Correlate… ALL THE THINGS: Part nulla

This is the background/definitions post for a 4 part series examining interesting relationships that can be found when you correlate every characteristic/attribute of fine grain (Census Tract) geographies in the mySidewalk database for a city/metro and then spot the interesting ones.

Outline

Part I addresses my hometown — Omaha (the Omaha–Council Bluffs metropolitan area) because it’s relatively small (fast to calculate) and I feel comfortable pretending to be an expert on it
Part II addresses NYC because it’s large, diverse, dense, and should be interesting to analyze
Part III addresses San Francisco for all the same reasons as NYC but in different ways and on the opposite coast
Part IV will use correlations for every tract in the United States as a baseline to observe interesting differences in the interactions between variables between the 3 regions examined previously

Background and definitions

“Correlation doesn’t imply causation, but it does waggle its eyebrows suggestively and gesture furtively while mouthing ‘look over there’.” — Image and hilarity credit to xkcd.com

Census Tract — A small, relatively permanent statistical subdivision of a county or equivalent entity that is updated by local participants prior to each decennial census as part of the Census Bureau’s Participant Statistical Areas Program.

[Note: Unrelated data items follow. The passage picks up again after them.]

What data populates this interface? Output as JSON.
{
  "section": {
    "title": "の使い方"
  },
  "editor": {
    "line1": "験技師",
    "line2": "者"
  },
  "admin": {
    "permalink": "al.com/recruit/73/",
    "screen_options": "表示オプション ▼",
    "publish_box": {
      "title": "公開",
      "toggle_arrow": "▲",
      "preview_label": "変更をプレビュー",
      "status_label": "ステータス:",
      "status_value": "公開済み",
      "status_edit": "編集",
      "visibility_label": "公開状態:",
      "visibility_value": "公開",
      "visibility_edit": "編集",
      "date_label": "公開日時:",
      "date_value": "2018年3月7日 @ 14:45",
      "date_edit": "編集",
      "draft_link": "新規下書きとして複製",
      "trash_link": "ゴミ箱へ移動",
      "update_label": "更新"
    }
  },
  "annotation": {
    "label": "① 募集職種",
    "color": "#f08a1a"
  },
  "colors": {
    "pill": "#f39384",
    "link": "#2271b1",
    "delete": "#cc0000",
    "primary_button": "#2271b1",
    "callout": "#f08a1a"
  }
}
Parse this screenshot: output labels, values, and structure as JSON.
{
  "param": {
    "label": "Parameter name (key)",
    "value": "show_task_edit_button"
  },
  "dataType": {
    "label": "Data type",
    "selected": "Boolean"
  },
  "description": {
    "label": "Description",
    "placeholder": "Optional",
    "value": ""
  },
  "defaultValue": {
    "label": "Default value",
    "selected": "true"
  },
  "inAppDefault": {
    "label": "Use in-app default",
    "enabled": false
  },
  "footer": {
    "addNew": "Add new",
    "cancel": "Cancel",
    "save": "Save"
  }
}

Correlation Coefficient — A quantitative measure of some type of correlation and dependence, meaning statistical relationships between two or more random variables or observed data values. For this series, we will be using Pearson’s r as our correlation coefficient and it’s important to note that it ranges from -1 to 1 with 1 indicating a total positive correlation (the two variables increase in identical proportion to one another), 0 indicating no correlation (the two variables have no correlation whatsoever), -1 indicating a total negative correlation (the two variables have a perfectly inverse relationship to one another), and values in between indicating a relative strength and direction of correlation.

Characteristics — A fancy way to say “data observed for a particular geography”. Our application contains ~350 different characteristics (that number will likely date this article as the dataset is literally growing exponentially, that is we are increasing the rate at which data is added geometrically, which would be incredibly exciting if I wasn’t one of the poor schmucks who has to make sure your pretty charts about age group distribution still load in less than 150 milliseconds, no matter what) 213 of which were well populated and appropriate for correlation in this Omaha-Council Bluffs metro area of study (yielding 22,578 correlations) across 282 census tracts.

Normalization — “The creation of shifted and scaled versions of statistics, where the intention is that these normalized values allow the comparison of corresponding normalized values for different datasets in a way that eliminates the effects of certain gross influences” (via Wikipedia). The gross influences here are most typically large universes/populations from which the measurements were drawn. In order to facilitate better correlation analysis, I’ve normalized as many characteristics as possible, an improvement over the methodology in part I.